Belonging in and through musical sound and practice become all the more complex in diasporic music scenes that traverse multiple socio-political contexts and across multiple publics. For instance, the Tamil diasporic music economy is manifested through its transnational networks and is generated by the ‘homing desire’ (Brah 1996) and the aspiration for connection and belonging after the dispersal of mass forced and economic migration. Multilocal belonging, in the case of carnatic raga-based music and its associated Tamil devotional forms, reiterates a common inheritance and sense of relatedness that encompasses communities around the world, emphasises the permeability of boundaries and draws connections across time and space (Ramnarine 1996, 151; 2007, 9). However, this multiplicity extends to exclusions as well as inclusions, and musicians must navigate complex configurations of belonging and non-belonging along caste, gender, national, religious, ethnic and racial lines that emanate both from South Asia and the diasporic space. At a time when boundaries are hardened through communalism, it is even more important to understand the fluidity and multiplicity of sonic belonging and socio-musical exchanges, particularly when music is used for exclusionary agendas along ethnic, political and religious lines (Kalra 2015; Sykes 2018).

This paper will explore the multileveled politics of belonging at play, extending from the ‘homeland/s’ of Sri Lanka and South India, along the transnational networks to the diasporic space of contemporary Britain.

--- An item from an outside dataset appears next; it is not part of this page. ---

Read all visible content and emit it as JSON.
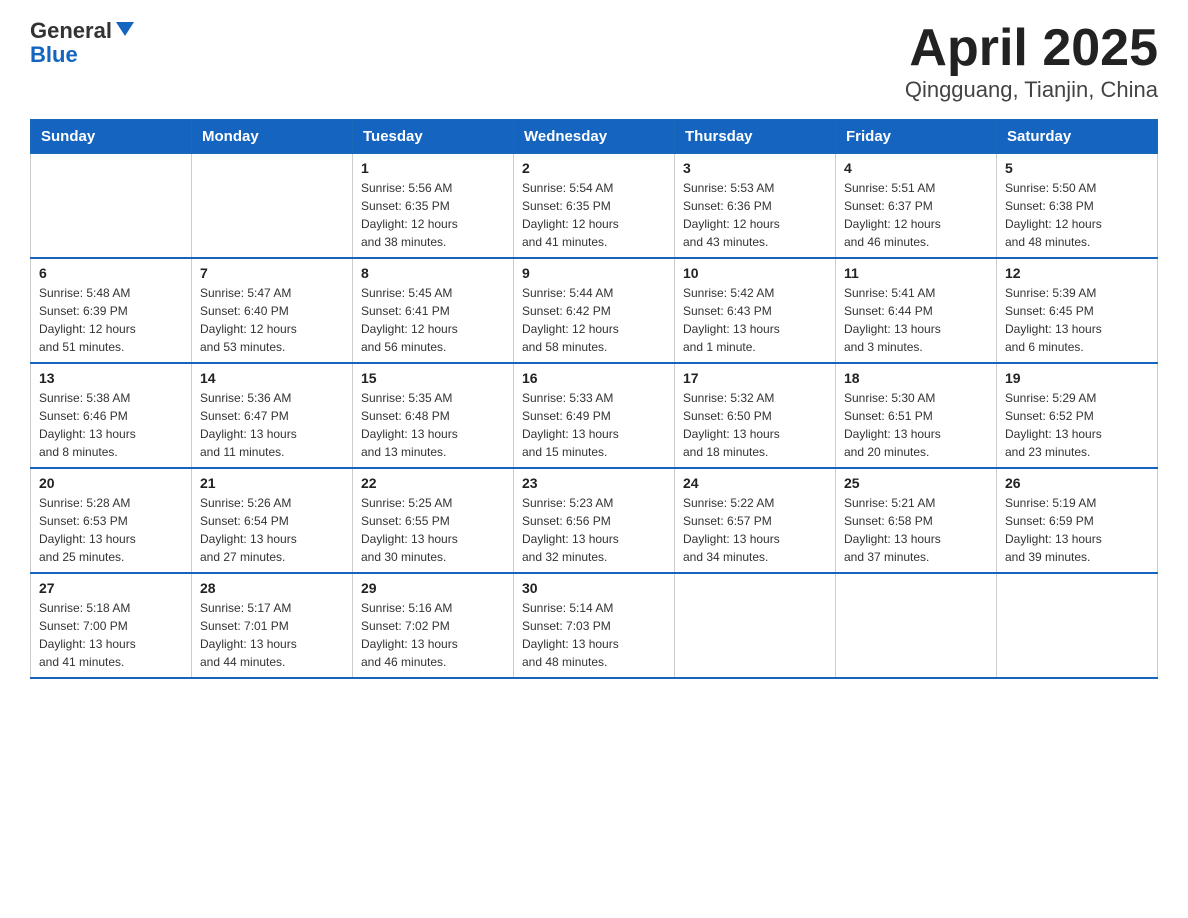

In particular, the paper will focus on case studies from the Tamil diaspora in the UK that resist religious, national and gender boundaries through the syncretic production and performance of devotional musical forms to demonstrate a sense of belonging built on the negotiation of new ‘routes’ and spaces and of difference and sameness (Kim 2012, 560) across multiple localities.

 

Jasmine Hornabrook is an ethnomusicologist focusing on music, transnational networks and identity in South Asian diasporas. She is particularly interested in musical performance, identity and politics of belonging across nation-state borders. She completed her doctoral research at Goldsmiths, University of London, and examined music and migration in the Sri Lankan Tamil diaspora. Jasmine has been recently working as a Research Associate on the Leverhulme funded project ‘Migrant Memory and the Postcolonial Imagination’ in the School of Social Sciences and Humanities at Loughborough University, and is now a Research Fellow in Music and Music Technology at the Department of Music & Design Arts of the University of Huddersfield.